Baidu has made a bold move: its flagship AI model family, ERNIE 4.5, is now fully open‑source under the Apache 2.0 license. Starting June 30, 2025, developers worldwide can access the model weights, source code, and full development toolkit—free, unrestricted, and ready for customization. Baidu Open‑Sources ERNIE 4.5: A Game‑Changer in Generative AI
What’s Included
A family of 10 models, ranging from 0.3 billion to 424 billion parameters.
Mixture‑of‑Experts (MoE) architecture featuring active expert sizes of 3B and 47B with total parameters up to 424B.
Built to handle both text and vision, enabling language generation, understanding, and multimodal reasoning with high efficiency.
Why This Matter

Strategic Shift for Baidu
The company reversed its prior strategy of keeping ERNIE proprietary in favor of open‑source, aligning with Chinese peers like DeepSeek and Alibaba. This shift supports faster adoption and developer-driven innovation rather than closed API monetization.
Cost and Performance Edge
Baidu claims ERNIE 4.5 outperforms or matches GPT‑4.5 benchmarks at roughly 1% of the cost. Its partner model, ERNIE X1, offers reasoning capabilities comparable to DeepSeek’s R1 at half the cost. This aggressive price-performance trade-off challenges paid models.
Fostering a Developer Ecosystem
By releasing weights and development tools like ERNIEKit and FastDeploy, Baidu is encouraging startups, researchers, and enterprises to experiment, fine-tune, and deploy the models at scale—with full transparency.
Global Ripple Effect
The move signals a broader trend toward an open‑access AI paradigm, pressuring Western labs to justify closed pricing models. It may also recalibrate expectations on performance vs. accessibility across the industry
Technical Highlights
Heterogeneous MoE Design
The architecture separates modality-specific pathways while sharing common routes, allowing text and vision tasks to coexist without performance degradation.
Efficient Training and Inference
Built on the PaddlePaddle framework, ERNIE achieves high resource utilization (~47% MFU), supports low-bit quantization, and uses hybrid parallelism to optimize memory and compute across platforms.
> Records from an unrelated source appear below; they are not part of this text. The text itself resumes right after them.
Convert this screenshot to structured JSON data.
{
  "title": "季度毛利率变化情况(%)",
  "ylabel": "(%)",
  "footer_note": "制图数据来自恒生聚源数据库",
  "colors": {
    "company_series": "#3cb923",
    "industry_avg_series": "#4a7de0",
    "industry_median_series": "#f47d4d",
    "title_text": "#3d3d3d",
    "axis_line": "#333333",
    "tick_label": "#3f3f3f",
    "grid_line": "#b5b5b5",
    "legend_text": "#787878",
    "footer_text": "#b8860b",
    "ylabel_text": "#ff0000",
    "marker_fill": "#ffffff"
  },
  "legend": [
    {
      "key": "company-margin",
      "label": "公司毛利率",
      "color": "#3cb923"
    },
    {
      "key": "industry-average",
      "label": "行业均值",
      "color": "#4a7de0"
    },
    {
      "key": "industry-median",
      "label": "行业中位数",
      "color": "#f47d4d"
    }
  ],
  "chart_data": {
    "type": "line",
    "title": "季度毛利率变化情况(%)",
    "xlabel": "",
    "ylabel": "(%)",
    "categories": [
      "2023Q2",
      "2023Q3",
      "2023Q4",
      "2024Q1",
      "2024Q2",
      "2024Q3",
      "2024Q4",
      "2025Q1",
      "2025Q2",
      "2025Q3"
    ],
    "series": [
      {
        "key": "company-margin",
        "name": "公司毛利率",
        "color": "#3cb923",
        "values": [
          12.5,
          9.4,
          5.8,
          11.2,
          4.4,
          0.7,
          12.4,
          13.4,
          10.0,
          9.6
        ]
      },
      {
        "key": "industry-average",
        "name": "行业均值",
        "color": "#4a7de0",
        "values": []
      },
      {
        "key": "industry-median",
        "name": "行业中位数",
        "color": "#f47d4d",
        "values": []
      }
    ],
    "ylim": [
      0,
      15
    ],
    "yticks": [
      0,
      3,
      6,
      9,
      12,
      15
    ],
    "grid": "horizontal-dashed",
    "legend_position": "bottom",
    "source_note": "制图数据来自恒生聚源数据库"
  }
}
Fine‑Tuning and Deployment Tools
Tools like ERNIEKit enable fine-tuning with methods like LoRA and preference optimization. FastDeploy provides efficient deployment pipelines compatible with multiple hardware architectures—all part of the open-source release.
Use Cases & Access Paths
Developers can download models from Baidu’s GitHub, Hugging Face, or AI Studio. Small models suit mobile or lightweight tasks; larger MoE models enable enterprise-grade multimodal applications. With full toolkit support, custom training and deployment are accessible even outside Baidu’s ecosystem.
Broader Industry Context
This release underscores China’s strategy of favoring wide deployment over model-grade supremacy. While U.S. labs invest heavily in closed infrastructure and premium APIs, Baidu and competitors are embedding open-source models across products, platforms, and consumer tools. This may determine scalability more than raw performance.
Chinese AI policy encourages open source as a path to global developer outreach, which Baidu is now embracing—positioning itself as both a research leader and a platform facilitator.
Limitations & Caveats
ERNIE 4.5 beats most domestic open-source models and rivals GPT‑4.5 in several benchmarks, but it doesn’t yet dominate global leaders like DeepSeek’s newer releases or OpenAI’s latest frontier models.
Deployment and support experience can vary—while toolkits are provided, enterprise users may miss dedicated backing found with commercial offerings.
Geopolitical scrutiny remains: U.S. regulators are closely monitoring Chinese AI open-source activity, citing concerns about data security and dual-use potential.
Bottom Line
What: ERNIE 4.5—a 10‑model multimodal family (0.3B to 424B parameters) with MoE architecture.
When: Open‑source release began June 30, 2025, under Apache 2.0.
Why: Baidu adopted open access to accelerate ecosystem growth, slash developer costs, and pressure closed-platform AI providers.
Impact: Enables global developers to fine-tune, deploy, and integrate top-tier AI models without license barriers. Forces pricing and openness competition across AI industry.
Baidu’s release of ERNIE 4.5 isn’t just another model drop—it’s a structural shift that could reorder access to high-capability AI. Let me know if you’d like help choosing a specific model variant, tuning workflows, or comparing deployments.